This gets fairly close:
# Generate sample data (I'm too lazy to type out the full labels)
df <- data.frame(
perc = c(60, 36, 44, 41, 42, 57, 34, 52),
type = rep(c("blue", "green"), 4),
label = rep(c(
"Individual reports created as needed",
"Regular reports on single topics",
"Analytics using data integrated from multiple systems",
"Business unit-specific dashboards and visuals"), each = 2))
library(ggplot2)
ggplot(df, aes(1, perc, fill = type)) +
geom_col(position = "dodge2") +
scale_fill_manual(values = c("turquoise4", "forestgreen"), guide = FALSE) +
facet_wrap(~ label, ncol = 1, strip.position = "bottom") +
geom_text(
aes(y = 1, label = sprintf("%i%%", perc)),
colour = "white",
position = position_dodge(width = .9),
hjust = 0,
fontface = "bold") +
coord_flip(expand = F) +
theme_minimal() +
theme(
axis.title = element_blank(),
axis.text = element_blank(),
axis.ticks = element_blank(),
panel.grid.major = element_blank(),
panel.grid.minor = element_blank(),
strip.text = element_text(angle = 0, hjust = 0, face = "bold"))

A few explanations:
- We use dodged bars and matching dodged labels with
position = "dodge2"
(note that this requires ggplot_ggplot2_3.0.0
, otherwise use position = position_dodge(width = 1.0)

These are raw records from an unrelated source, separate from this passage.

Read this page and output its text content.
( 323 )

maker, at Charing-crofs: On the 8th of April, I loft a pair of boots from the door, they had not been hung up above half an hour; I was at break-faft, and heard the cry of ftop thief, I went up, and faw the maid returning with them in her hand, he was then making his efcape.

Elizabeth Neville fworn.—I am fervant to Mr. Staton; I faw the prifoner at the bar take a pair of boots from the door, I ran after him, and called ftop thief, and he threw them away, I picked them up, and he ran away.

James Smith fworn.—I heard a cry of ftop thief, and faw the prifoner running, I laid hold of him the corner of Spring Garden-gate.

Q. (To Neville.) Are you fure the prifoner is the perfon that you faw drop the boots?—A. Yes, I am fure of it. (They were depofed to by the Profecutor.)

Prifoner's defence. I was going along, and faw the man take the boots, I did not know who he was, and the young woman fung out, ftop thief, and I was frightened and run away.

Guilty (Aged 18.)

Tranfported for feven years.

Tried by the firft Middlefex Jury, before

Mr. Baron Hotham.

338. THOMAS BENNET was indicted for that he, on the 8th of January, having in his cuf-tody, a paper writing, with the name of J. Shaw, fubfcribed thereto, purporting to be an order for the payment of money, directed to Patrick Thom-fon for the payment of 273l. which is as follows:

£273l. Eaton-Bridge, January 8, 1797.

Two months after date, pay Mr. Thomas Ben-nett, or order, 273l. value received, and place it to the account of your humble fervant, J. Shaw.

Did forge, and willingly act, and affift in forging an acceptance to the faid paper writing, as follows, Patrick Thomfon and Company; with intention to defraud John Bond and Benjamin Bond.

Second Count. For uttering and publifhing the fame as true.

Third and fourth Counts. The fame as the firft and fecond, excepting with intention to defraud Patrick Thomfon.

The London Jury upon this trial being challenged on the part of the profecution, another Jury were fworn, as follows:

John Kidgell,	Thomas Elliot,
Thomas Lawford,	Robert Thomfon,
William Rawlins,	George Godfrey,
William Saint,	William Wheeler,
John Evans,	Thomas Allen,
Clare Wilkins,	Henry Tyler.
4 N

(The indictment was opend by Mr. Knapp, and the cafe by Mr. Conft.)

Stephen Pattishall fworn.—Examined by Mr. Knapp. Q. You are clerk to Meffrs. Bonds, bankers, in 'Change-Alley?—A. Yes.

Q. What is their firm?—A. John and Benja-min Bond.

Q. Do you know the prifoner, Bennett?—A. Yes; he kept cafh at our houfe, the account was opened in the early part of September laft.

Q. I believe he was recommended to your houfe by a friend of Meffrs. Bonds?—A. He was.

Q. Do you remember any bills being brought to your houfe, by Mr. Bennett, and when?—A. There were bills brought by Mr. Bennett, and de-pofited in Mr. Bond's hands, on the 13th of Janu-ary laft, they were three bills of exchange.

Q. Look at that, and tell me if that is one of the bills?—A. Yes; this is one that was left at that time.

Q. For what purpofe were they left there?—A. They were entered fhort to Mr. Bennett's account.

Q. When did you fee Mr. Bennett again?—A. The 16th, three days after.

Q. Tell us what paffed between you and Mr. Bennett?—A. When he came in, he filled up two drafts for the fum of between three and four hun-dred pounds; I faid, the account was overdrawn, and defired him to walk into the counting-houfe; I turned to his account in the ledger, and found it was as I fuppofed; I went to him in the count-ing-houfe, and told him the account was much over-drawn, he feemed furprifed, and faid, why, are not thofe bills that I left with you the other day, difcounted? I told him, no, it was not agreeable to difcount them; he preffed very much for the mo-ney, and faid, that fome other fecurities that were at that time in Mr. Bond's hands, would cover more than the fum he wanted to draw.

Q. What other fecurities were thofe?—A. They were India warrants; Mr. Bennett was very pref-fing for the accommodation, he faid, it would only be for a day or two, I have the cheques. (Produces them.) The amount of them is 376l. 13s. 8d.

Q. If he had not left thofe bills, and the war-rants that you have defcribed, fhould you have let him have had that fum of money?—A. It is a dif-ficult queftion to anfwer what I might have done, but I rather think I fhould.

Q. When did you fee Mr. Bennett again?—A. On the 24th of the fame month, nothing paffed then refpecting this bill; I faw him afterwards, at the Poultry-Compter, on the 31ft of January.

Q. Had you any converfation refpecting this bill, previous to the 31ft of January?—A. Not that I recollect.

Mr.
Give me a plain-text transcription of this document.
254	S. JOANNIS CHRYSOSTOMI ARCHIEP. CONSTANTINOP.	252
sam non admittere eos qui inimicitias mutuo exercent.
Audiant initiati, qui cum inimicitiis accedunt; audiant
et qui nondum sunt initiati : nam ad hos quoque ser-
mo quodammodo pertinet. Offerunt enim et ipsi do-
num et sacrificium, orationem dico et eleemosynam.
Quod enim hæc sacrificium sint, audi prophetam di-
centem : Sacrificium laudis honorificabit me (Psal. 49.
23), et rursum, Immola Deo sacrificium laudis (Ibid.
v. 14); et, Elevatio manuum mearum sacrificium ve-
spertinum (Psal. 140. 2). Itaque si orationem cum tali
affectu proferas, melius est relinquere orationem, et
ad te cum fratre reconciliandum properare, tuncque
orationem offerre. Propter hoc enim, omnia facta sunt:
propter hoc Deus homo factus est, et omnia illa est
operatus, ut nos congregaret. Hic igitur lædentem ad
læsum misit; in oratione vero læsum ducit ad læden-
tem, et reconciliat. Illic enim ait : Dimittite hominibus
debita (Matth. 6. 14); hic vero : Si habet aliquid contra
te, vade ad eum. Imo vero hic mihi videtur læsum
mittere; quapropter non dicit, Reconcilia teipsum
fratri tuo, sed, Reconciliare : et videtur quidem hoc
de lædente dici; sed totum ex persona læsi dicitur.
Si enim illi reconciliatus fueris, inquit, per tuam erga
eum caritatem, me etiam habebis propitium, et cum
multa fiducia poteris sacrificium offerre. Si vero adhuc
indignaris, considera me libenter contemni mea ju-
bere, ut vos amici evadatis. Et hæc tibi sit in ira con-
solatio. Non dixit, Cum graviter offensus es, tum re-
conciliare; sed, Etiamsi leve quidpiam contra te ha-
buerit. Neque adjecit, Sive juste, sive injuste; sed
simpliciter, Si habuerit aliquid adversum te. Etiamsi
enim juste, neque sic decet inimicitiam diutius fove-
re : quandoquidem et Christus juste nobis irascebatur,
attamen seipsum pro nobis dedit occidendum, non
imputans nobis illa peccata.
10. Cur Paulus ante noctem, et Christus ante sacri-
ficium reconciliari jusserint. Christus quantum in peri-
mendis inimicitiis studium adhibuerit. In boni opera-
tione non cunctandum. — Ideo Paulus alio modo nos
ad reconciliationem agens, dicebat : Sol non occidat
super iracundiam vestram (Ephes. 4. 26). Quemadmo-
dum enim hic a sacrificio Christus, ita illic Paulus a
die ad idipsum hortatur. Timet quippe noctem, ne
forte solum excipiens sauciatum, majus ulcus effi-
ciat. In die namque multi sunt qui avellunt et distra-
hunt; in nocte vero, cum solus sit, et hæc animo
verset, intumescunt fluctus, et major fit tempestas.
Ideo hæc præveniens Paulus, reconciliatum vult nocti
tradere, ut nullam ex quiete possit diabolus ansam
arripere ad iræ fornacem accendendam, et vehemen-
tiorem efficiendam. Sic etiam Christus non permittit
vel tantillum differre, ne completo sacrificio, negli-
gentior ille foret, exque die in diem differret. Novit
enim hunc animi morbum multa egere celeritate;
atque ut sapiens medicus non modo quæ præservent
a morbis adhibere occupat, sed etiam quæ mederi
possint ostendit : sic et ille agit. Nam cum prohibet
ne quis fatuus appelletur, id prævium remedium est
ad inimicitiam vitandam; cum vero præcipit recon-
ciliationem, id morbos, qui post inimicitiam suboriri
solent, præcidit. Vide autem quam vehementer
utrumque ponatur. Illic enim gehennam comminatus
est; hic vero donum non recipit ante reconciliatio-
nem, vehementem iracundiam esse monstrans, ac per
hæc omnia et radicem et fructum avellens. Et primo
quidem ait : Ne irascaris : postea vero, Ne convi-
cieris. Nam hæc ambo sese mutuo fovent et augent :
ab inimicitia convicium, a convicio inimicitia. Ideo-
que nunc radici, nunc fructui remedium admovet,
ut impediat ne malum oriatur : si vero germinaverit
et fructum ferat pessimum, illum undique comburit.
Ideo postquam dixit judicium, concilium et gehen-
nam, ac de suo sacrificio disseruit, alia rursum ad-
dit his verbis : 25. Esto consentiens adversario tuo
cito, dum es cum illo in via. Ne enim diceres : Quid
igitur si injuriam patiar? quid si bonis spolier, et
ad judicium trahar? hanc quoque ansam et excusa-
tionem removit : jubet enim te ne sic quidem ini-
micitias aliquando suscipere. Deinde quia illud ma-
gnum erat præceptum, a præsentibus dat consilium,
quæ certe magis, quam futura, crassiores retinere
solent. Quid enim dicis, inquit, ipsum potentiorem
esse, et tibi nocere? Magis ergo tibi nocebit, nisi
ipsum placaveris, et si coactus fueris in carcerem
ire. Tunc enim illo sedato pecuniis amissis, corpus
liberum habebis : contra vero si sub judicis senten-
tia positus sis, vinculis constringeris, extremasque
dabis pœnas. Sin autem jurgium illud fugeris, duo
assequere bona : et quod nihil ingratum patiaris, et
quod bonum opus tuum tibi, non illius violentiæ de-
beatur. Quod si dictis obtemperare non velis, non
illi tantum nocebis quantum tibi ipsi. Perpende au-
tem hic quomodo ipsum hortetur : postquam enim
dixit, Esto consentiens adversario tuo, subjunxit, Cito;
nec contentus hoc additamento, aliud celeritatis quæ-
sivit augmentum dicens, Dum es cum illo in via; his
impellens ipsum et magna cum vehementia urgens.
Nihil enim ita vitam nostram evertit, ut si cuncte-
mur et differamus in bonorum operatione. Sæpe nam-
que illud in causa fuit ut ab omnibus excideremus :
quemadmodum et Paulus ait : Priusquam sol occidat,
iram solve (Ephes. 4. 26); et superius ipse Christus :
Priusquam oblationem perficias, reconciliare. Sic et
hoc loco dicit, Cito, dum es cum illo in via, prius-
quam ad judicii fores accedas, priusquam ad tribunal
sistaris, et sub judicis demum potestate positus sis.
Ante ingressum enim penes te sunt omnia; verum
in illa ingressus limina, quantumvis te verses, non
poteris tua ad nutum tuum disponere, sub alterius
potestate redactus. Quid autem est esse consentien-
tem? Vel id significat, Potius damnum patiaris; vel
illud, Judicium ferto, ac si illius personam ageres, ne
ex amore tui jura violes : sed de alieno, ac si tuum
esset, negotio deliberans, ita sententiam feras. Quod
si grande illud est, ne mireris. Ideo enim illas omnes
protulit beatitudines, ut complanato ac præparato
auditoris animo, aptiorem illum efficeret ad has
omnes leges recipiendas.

) and position = position_dodge(width = 0.9)
, respectively.
- We use
facet_wrap
and force a one-column layout; strip labels are moved to the bottom.
- We rotate the entire plot with
coord_flip(expand = F)
, where expand = F
ensures that left aligned (hjust = 0
) facet strip texts align with 0.
- Finally we tweak the theme to increase the overall aesthetic similarity.